The Geneva Conventions seek to accomplish this very purpose. Although often blatantly regarded as a suggestion rather than a protocol, it still upholds the values of human dignity, strives to reprimand the actions of perpetrators of horrific war crimes and works toward the rehabilitation of those affected by the scourges of warfare.
The set of criteria under which war is justifiable was established to make the process of declaration of war non-circumventable. The feat of a formal declaration of war sets into motion a series of conventions and proprieties that are mandated to be followed during an engagement.
Under the practice of international law and laws of war comes the theory of ‘just war’, or more specifically jus ad bellum (Latin, right to war). The phrase refers to a set of binding and defined conditions required for the declaration of war by one state on another. In other words, it is what makes waging a war or using armed force ‘just’.
It derives its legitimacy from the United Nations Charter which clarifies under Article 51 the exceptions for using armed force. The UN Security Council, acting on the basis of Chapter VII of the Charter, may also decide to resort to the collective use of force in response to a threat to peace, a breach of peace or an act of aggression. The acts of immediate self-defence in conformance with the Charter allows “the use of force to maintain or restore international peace and security.
The principles of jus ad bellum are subject to scrutiny in the modern world of warfare, departing from the classical dichotomy and traditional symmetrical war and moving towards haphazard realities. This includes the involvement of non-state actors such as terror groups, asymmetric warfare, technological warfare and even the mere act of the use of armed force without the official declaration of war. In contemporary diplomacy, there is a necessity to delimit the extent and coverage of the provisions of jus ad bellum.
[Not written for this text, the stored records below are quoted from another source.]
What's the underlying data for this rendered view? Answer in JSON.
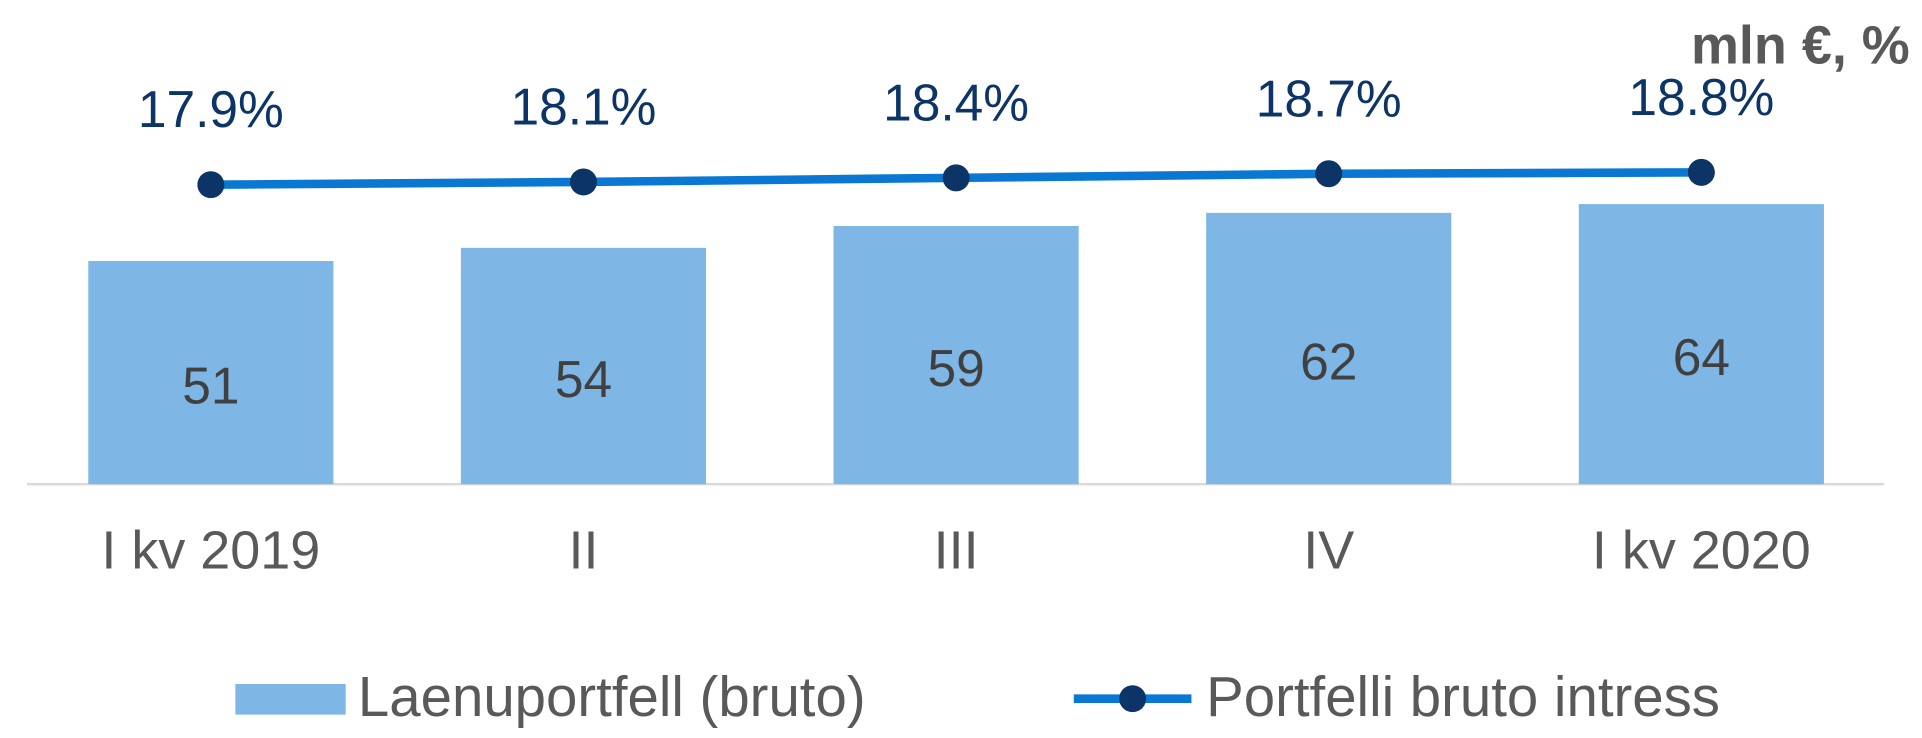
{
  "chart_data": {
    "type": "bar",
    "ylabel": "mln €, %",
    "categories": [
      "I kv 2019",
      "II",
      "III",
      "IV",
      "I kv 2020"
    ],
    "series": [
      {
        "name": "Laenuportfell (bruto)",
        "type": "bar",
        "color": "#7eb6e6",
        "values": [
          51,
          54,
          59,
          62,
          64
        ]
      },
      {
        "name": "Portfelli bruto intress",
        "type": "line",
        "axis": "y2",
        "color": "#0a78d2",
        "marker_color": "#0d3466",
        "values": [
          17.9,
          18.1,
          18.4,
          18.7,
          18.8
        ],
        "value_labels": [
          "17.9%",
          "18.1%",
          "18.4%",
          "18.7%",
          "18.8%"
        ]
      }
    ],
    "ylim": [
      0,
      100
    ],
    "y2lim": [
      -4,
      28
    ],
    "grid": false,
    "legend": "bottom"
  }
}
Instances of flouting the ‘just war’ legality and the Geneva convention are widespread in countries such as Syria, Iraq, Yemen, Afghanistan, Libya, South Sudan and Somalia to name a very few. The nuances of modern warfare need to be included within the domains of jus ad bellum to ensure an ethical and legitimate causes belli (justification for war).
Probability of success
The probability of success is a principle that defines that war can only be conducted if there is a ground of moral success attained at the end of it. An intervention should not be for intervention’s sake but rather with a significant amount of certainty of upholding peace. These grounds are rather obscure and impractical, especially when proxy conflicts are involved.
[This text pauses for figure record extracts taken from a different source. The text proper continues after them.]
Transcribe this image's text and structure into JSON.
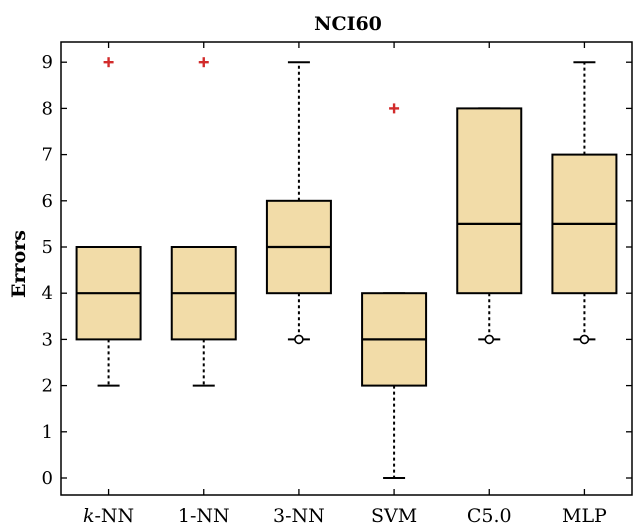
{
  "chart_data": {
    "type": "box",
    "title": "NCI60",
    "xlabel": "",
    "ylabel": "Errors",
    "ylim": [
      -0.35,
      9.5
    ],
    "yticks": [
      "0",
      "1",
      "2",
      "3",
      "4",
      "5",
      "6",
      "7",
      "8",
      "9"
    ],
    "categories": [
      {
        "prefix": "k",
        "suffix": "-NN"
      },
      {
        "prefix": "",
        "suffix": "1-NN"
      },
      {
        "prefix": "",
        "suffix": "3-NN"
      },
      {
        "prefix": "",
        "suffix": "SVM"
      },
      {
        "prefix": "",
        "suffix": "C5.0"
      },
      {
        "prefix": "",
        "suffix": "MLP"
      }
    ],
    "boxes": [
      {
        "q1": 3,
        "median": 4,
        "q3": 5,
        "whisker_low": 2,
        "whisker_high": 5,
        "outliers": [
          9
        ]
      },
      {
        "q1": 3,
        "median": 4,
        "q3": 5,
        "whisker_low": 2,
        "whisker_high": 5,
        "outliers": [
          9
        ]
      },
      {
        "q1": 4,
        "median": 5,
        "q3": 6,
        "whisker_low": 3,
        "whisker_high": 9,
        "outliers": []
      },
      {
        "q1": 2,
        "median": 3,
        "q3": 4,
        "whisker_low": 0,
        "whisker_high": 4,
        "outliers": [
          8
        ]
      },
      {
        "q1": 4,
        "median": 5.5,
        "q3": 8,
        "whisker_low": 3,
        "whisker_high": 8,
        "outliers": []
      },
      {
        "q1": 4,
        "median": 5.5,
        "q3": 7,
        "whisker_low": 3,
        "whisker_high": 9,
        "outliers": []
      }
    ],
    "grid": false,
    "colors": {
      "box_fill": "#F2DCA8",
      "box_edge": "#000000",
      "outlier": "#D22B2B",
      "whisker": "#000000"
    }
  }
}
The NATO intervention in Kosovo, though an act of war against Serbia, was deemed to be a success on the grounds of putting an end to the human rights abuses that were then being perpetrated against the ethnic Albanian population. Though a formal declaration entailed, no one could exactly earmark whether the ‘humanitarian war’ would be a success or not. On the converse, the United States involvement in Vietnam was not justified on similar grounds.
Proportionality
Proportionality entails that armed force can only be used if the risks involved are proportional to the military objectives. If the objectives of declaring war outweigh the risks or collateral, aggression may be allowed in certain conditions. Infamously, the principle of proportionality has resulted in the killing of civilians through airstrikes, in the simple justification of neutralising a high-value target.
Last resort
Last resort stipulates that war, although unavoidable, should only be used as a last resort measure after all other non-aggressive means such as sanctions or diplomatic back channeling have been exhausted. Further, it demands a non-exaggerated response to any act of aggression.
Depending on the circumstances, this ability could be significant from a strategic and tactical perspective. Yet, this principle does not take into consideration the act of aggression without the declaration of war. The concept of varied methods of warfare has also been discredited. The practice of cyber warfare whose purpose is to cause destruction, but not through active aggression, will not fall under the domains of what the present jus ad bellum stipulates.
In current diplomatic discourse, there is consensus that jus ad bellum needs to keep up with the dynamic changing methods of war. In their current form, albeit complemented by the Geneva Conventions, the principles are vague and ambiguous.
There are visible fissures in its values including discounting the presence of non-state actors, pre-emptive declaration of war and the use of armed force without the act of formal pronouncement of war. Quite visibly, the law and its allied decrees need to be renewed enveloping any and all types of aggression binding under the charter of the UN and the Geneva Conventions.
An airtight conditional mechanism should replace the archaic provisions to ensure that perpetrators of unjust war should be brought to justice. War remains a fated actuality. Whatever the circumstance may be, the laws governing war should prevent what diplomacy could not at first achieve- the respect for human dignity and conscience.